To pull the metal splinter from my palm
my father recited a story in a low voice.
I watched his lovely face and not the blade.
Before the story ended, he’d removed
the iron sliver I thought I’d die from.

I can’t remember the tale,
but hear his voice still, a well
of dark water, a prayer.
And I recall his hands,
two measures of tenderness
he laid against my face,
the flames of discipline
he raised above my head.

Had you entered that afternoon
you would have thought you saw a man
planting something in a boy’s palm,
a silver tear, a tiny flame.
Had you followed that boy
you would have arrived here,
where I bend over my wife’s right hand.

Look how I shave her thumbnail down
so carefully she feels no pain.
Watch as I lift the splinter out.
I was seven when my father
took my hand like this,
and I did not hold that shard
between my fingers and think,
Metal that will bury me,
christen it Little Assassin,
Ore Going Deep for My Heart.
And I did not lift up my wound and cry,
Death visited here!
I did what a child does
when he’s given something to keep.
I kissed my father.

 

The opening stanza sets up the poem by taking us into the past to a moment when the speaker’s father removes a splinter from his palm. The child’s perspective is emphasized with the words “he’d removed / the iron silver I thought I’d die from.”

The second stanza reflects on the moment. Using metaphor, the speaker recalls first his father’s voice and then his father’s hands — each key to the successful removal of the splinter.

Stanza three bends hypothetical. What if the reader were there at that moment? What if the reader followed the trajectory of that boy’s life, all the way to the moment when he is a married man bending over his wife’s right hand for a similar reason?

The fourth stanza echoes the first. The apprentice child is now a small hero looming large, too, like his father in that he repeats the same magical moment, offering the same small gift.

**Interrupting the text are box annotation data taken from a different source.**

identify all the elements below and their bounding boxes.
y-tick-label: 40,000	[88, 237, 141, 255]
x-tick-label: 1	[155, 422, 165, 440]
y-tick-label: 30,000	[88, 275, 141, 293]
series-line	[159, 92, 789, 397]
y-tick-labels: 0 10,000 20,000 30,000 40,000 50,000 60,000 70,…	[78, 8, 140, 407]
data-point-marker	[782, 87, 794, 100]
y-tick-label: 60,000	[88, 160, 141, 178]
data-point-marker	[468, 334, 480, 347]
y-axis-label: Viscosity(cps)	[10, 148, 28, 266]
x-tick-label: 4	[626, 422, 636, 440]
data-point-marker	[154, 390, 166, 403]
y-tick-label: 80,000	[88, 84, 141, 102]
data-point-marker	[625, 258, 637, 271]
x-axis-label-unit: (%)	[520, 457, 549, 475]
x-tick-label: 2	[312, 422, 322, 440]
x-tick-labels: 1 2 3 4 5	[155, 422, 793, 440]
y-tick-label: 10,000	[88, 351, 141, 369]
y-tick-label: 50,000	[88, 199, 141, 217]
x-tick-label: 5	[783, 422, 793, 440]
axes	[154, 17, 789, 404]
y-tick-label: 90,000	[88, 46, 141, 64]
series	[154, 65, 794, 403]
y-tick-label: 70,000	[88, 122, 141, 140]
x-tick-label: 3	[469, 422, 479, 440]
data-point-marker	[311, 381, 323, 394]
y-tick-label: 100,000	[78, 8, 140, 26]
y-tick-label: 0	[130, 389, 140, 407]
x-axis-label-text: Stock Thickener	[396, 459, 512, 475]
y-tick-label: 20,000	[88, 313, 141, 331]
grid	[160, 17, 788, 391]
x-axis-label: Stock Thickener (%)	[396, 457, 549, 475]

Then the negatives. Through contrast they sharpen the neighboring positive all the more. The speaker says:

 

I did not hold that shard
between my fingers and think,
Metal that will bury me,
christen it Little Assassin,
Ore Going Deep for My Heart.

 

Then the second negative wave: “And I did not lift up my wound and cry, / Death visited here!

Followed by the positive: “I did what a child does / when he’s given something to keep. / I kissed my father.”

That something to keep is the gift, but it is not a physical one wrapped and bow-tied. It is a way, as Lao-Tzu might describe it. Something passed down but not held, evident but unseen, and warm as a pair of hands when they hold each other.